A dairy with an annual milk intake of around 730,000 cubic metres, for example, will possess more than 500 disk valves, 1,000 seat valves, and about 1,500 double-seat valves. The high total number indicates that an absolute reduction in the amount of compressed air needed for actuating the valves will enable substantial cost savings to be achieved overall.

Reduced Compressed-Air Consumption

For both disk and double-seat valves, the air volume required in the actuator for switching must be kept as small as possible, without at the same time putting the functional dependability at risk. For disk valves, up to a size of DN 50, it is possible, thanks to optimised design of the valve seal, to use a very small actuator. Here, a reduction to one-third of the air volume could be achieved in comparison to the standard design. Preserving unchanged the operational dependability of the valve, of course.

The double-seat valve possesses an actuator with integrated cycling functions. Thanks to a design featuring a double-balanced valve plate, actuators with a very small compressed-air volume can be used here for controlling the valve’s positions. The volume to be filled for the up and down lift strokes is more or less equally small. This leads to short (and incidentally well-nigh identical) response times. Other manufacturers have to fill (and vent) very large volumes here for cycling, like installation spaces for compression springs, or also additional lift actuators, with concomitant effects on response and cycle times.

This produces a significantly reduced level of compressed-air consumption as compared to valves from other manufacturers:

  • Disk valve: up to 45 percent less compressed-air consumption in comparison to valves from other manufacturers
  • Double-seat valve: up to 64 percent less compressed-air consumption

It is true that costs can be saved by these measures, but only to a moderate extent, depending on the costs per cubic metre of compressed air.

Less Cleaning Media Lost

Cost savings are substantially more marked due to the additionally reduced loss of cleaning agents. Highly automated sequences for routing products or cleaning liquids necessitate the use of double-seat valves, in order to separate hostile media from each other, with the risk of intermingling totally eliminated. Here, there are two valve plates with seals that work independently of each other, between which the safety and leakage compartment is located, which discharges into the atmosphere and is cleaned by lifting the valve plates.  For a valve with a nominal diameter of DN 65 and a cleaning pressure of 2.5 bar, approximately 1.7 litres of cleaning agent per second are passed through this safety compartment and drained off, i.e. are regarded as unrecoverable. In the case of a double-seat valve, the response time already mentioned (filling and venting of the valve’s actuator) for the cycling operations is of crucial importance. Very large spaces in comparable double-seat valves, in which the compression springs are located, or also additional lift actuators, have to be filled with compressed air and vented again. This often takes several seconds. During this time, access to the leakage compartment and thus to the atmosphere is enabled, and the cleaning liquid is, in dependence on the cleaning pressure, discharged into the trough, and has to be disposed of.

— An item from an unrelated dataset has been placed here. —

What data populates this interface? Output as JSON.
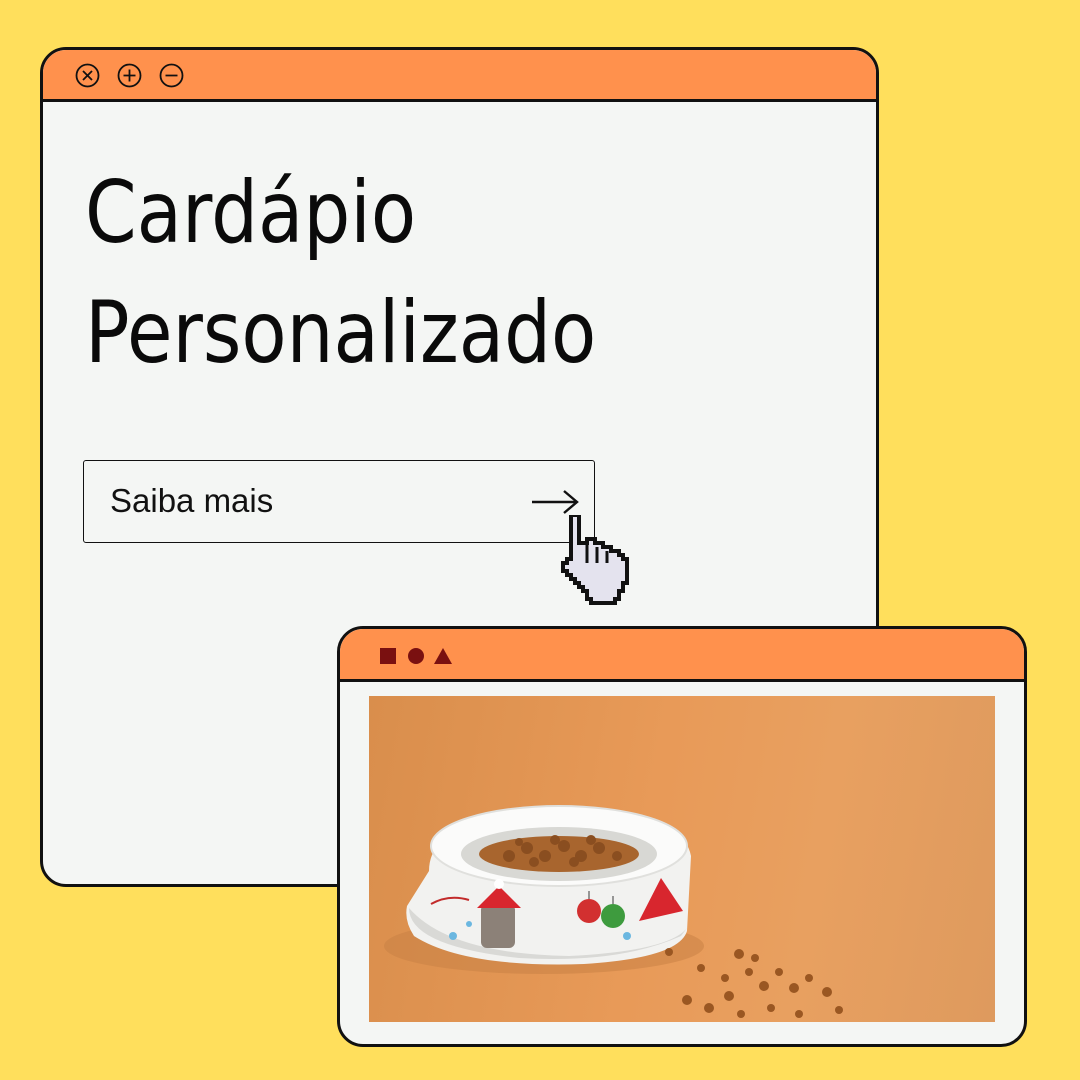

Evoguard has conceived the design and functionality of the valve actuators so as to ensure that the volume to be filled during both cycling strokes is well-nigh equally small, with opening and closing being performed in the tenth-of-a-second range.

Annual Savings Of Up To 85,000 Euros

This produces enormous savings by in comparison. In addition to the higher compressed-air consumption already described, the cleaning-agent consumption of these valves can, by reason of the longer response and switching times, measure up to 90 percent. These “lost cleaning agents”, meaning the savings achievable when the right valve is used, can total up to some 85,000 euros a year. Another very important role in this context, which must not be neglected, is the disposal costs incurred for the cleaning agents drained off.

Option For Further Savings

Another option for reducing compressed-air consumption, and thus the amount of  “lost cleaning agent”, is to be found in the valve rack, if instead of hoses and cables to the control cabinet the variant with a valve control head is chosen. Here, the control head with built-in solenoid valves is located directly on the valve. The compressed air is supplied via a “thick” central supply line, or is integrated in the frame. The consequence is that only very short compressed-air hoses, which have to be filled with compressed air and vented, are needed from the solenoid valve to the double-seat valve. This enables compressed-air consumption, time and thus cleaning agents to be reduced still further during the cycling operations.